Background: Familial hypercholesterolemia (FH) is at high risk of premature coronary artery disease (CAD). Japan Atherosclerosis Society (JAS) has published original criteria for FH. Patients are diagnosed clinical FH if at least 2 of the following criteria are satisfied: i) LDL-C ≥ 180 mg/dL, ii) Tendon/ skin xanthomas, iii) History of FH or premature CAD within 2nd degree blood relatives. Although it is easy to apply these criteria for FH-suspected patients, in fact, we are not sure whether other lipid-related genes may be overlapped in addition to those of conventional FH genes such as LDL receptor (LDLR), apolipoprotein B (APOB), and proprotein convertase subtilisin/kexin type 9 (PCSK9).

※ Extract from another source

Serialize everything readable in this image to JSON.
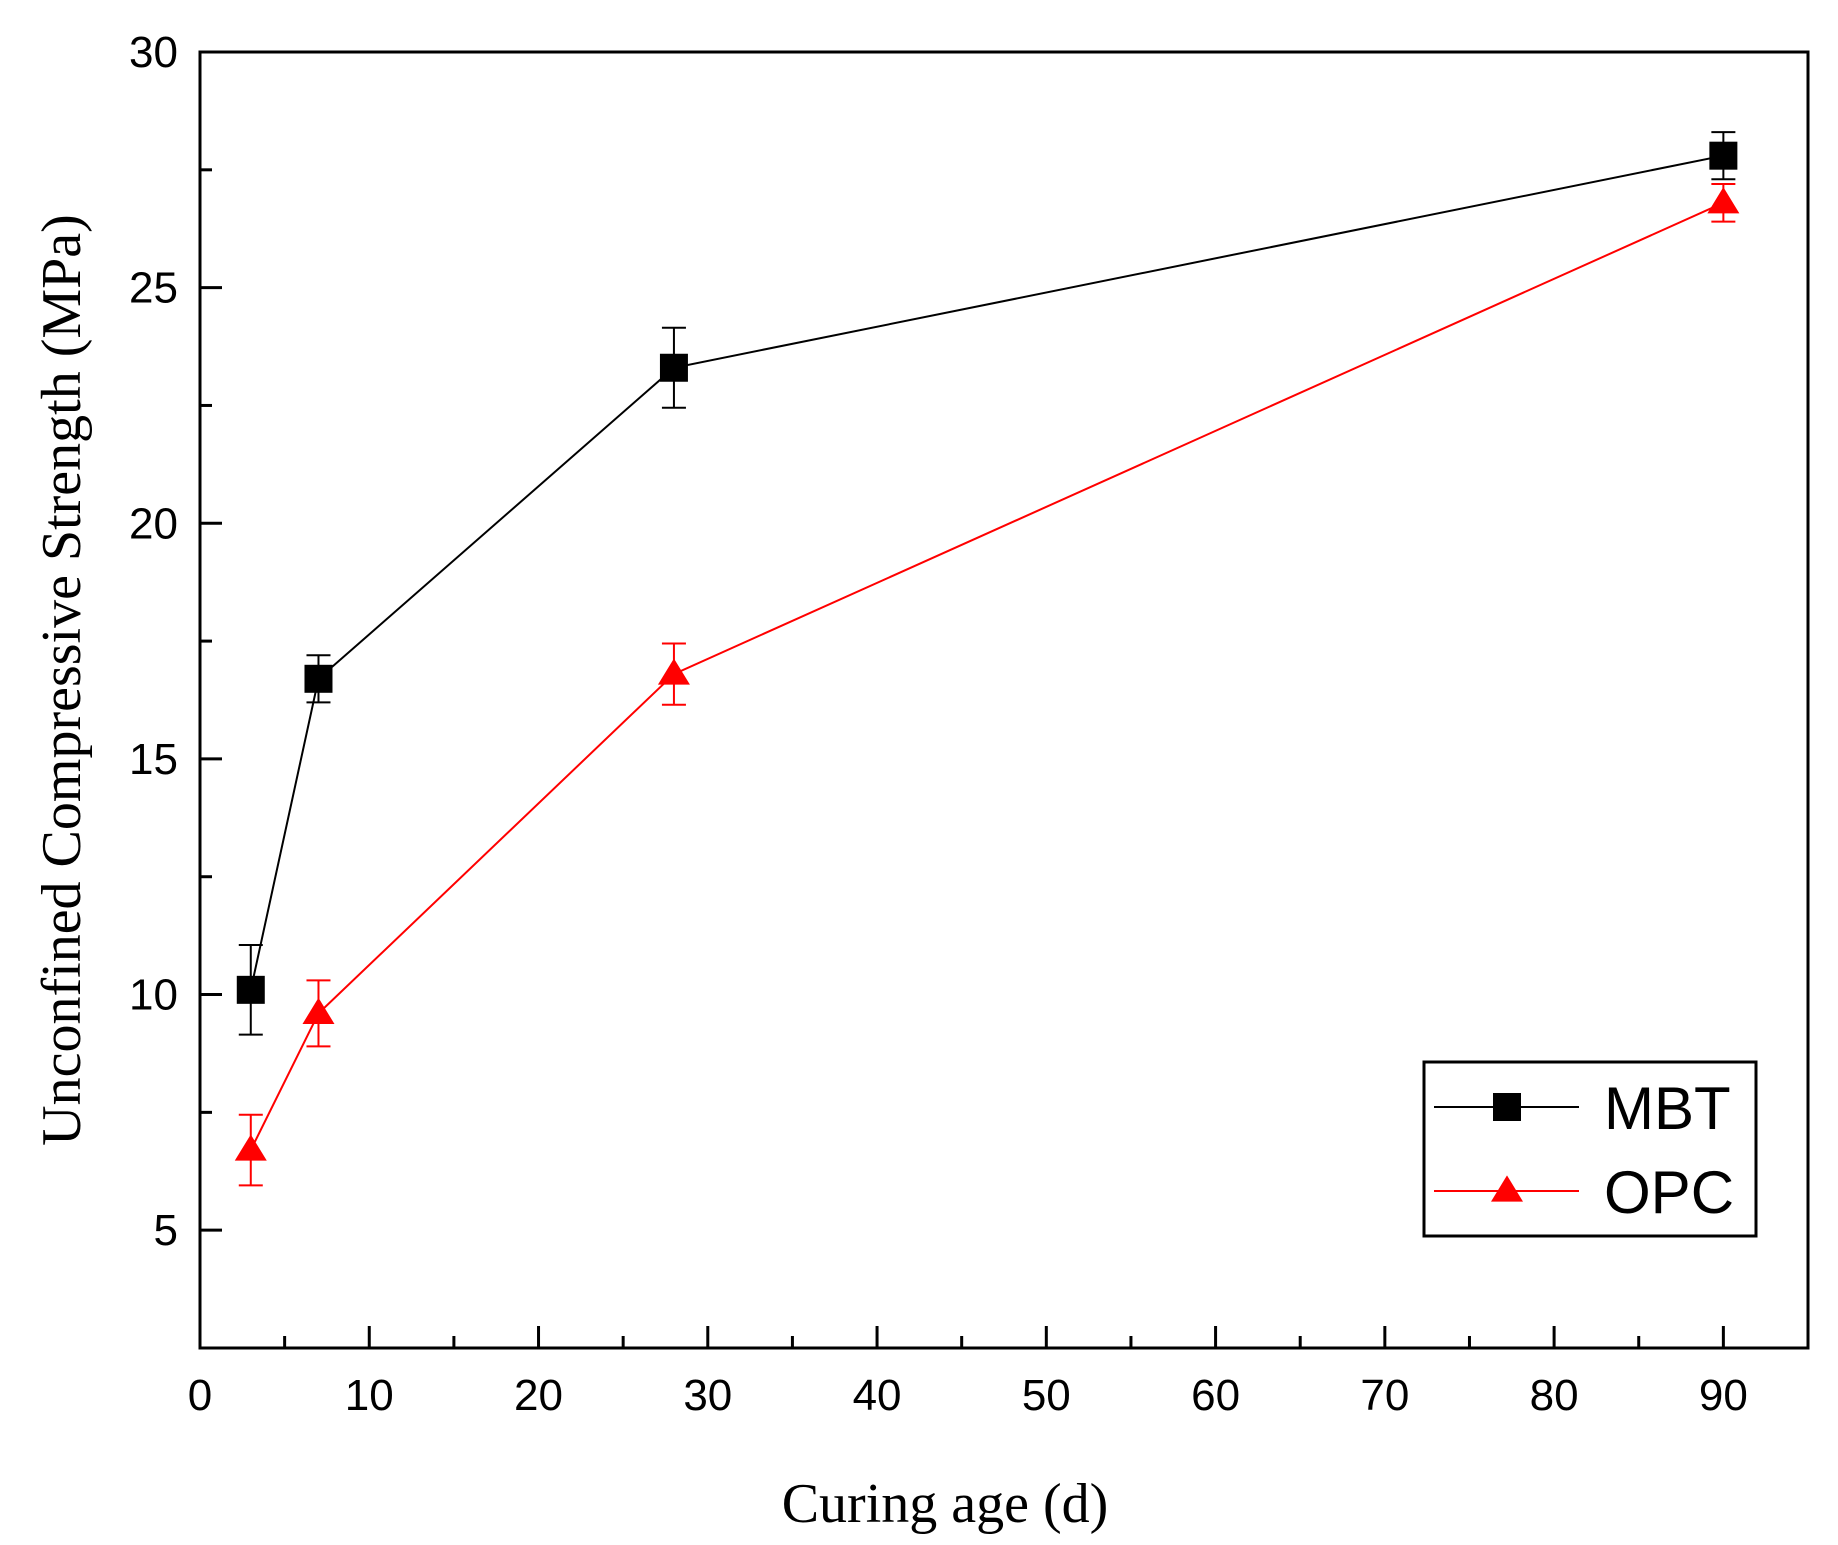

Methods and Results: Ninety-one heterozygous FH (HeFH) patients in Osaka University Hospital, who met the clinical FH criteria of JAS were enrolled after obtaining informed consent. Genomic DNA for each patient was extracted from peripheral blood cells. Targeted exon sequencing was performed to investigate 36 lipid-related genes including conventional FH genes. We have defined pathogenic variants if they fulfilled i) rare protein truncating variants, ii) rare damaging missense variants, and iii) ClinVar-registered pathogenic or likely pathogenic variants. Among 91 HeFH patients (52.9 ± 14.7 years), 41 patients (45.1%) were males. We have identified LDLR pathogenic variants in 61 patients (67.0%) and PCSK9 variants in 1 patient (1.1%). Among these 62 patients, 22 patients (35.5%) additionally have pathogenic variants of other lipid-related genes, which include apolipoprotein E2 (APOE2) in 1 patient, apolipoprotein E4 (APOE4) in 10 patients, ATP-binding cassette subfamily G member 5 (ABCG5) in 2 patients, apolipoprotein C3 (APOC3) in 1 patient, and CD36 in 10 patients. As for remaining 29 patients without conventional FH gene variants, 13 patients (44.8%) have pathogenic variants of other lipid-related genes, which include APOE4 in 11 patients, apolipoprotein E5 (APOE5) in 1 patient, and variants of ABCG5 in 1 patient. Conclusion: We have identified several variants of lipid-related genes in addition to conventional FH genes in HeFH patients diagnosed according to JAS criteria. These variants may affect the atherogenicity of patients and selection of medication.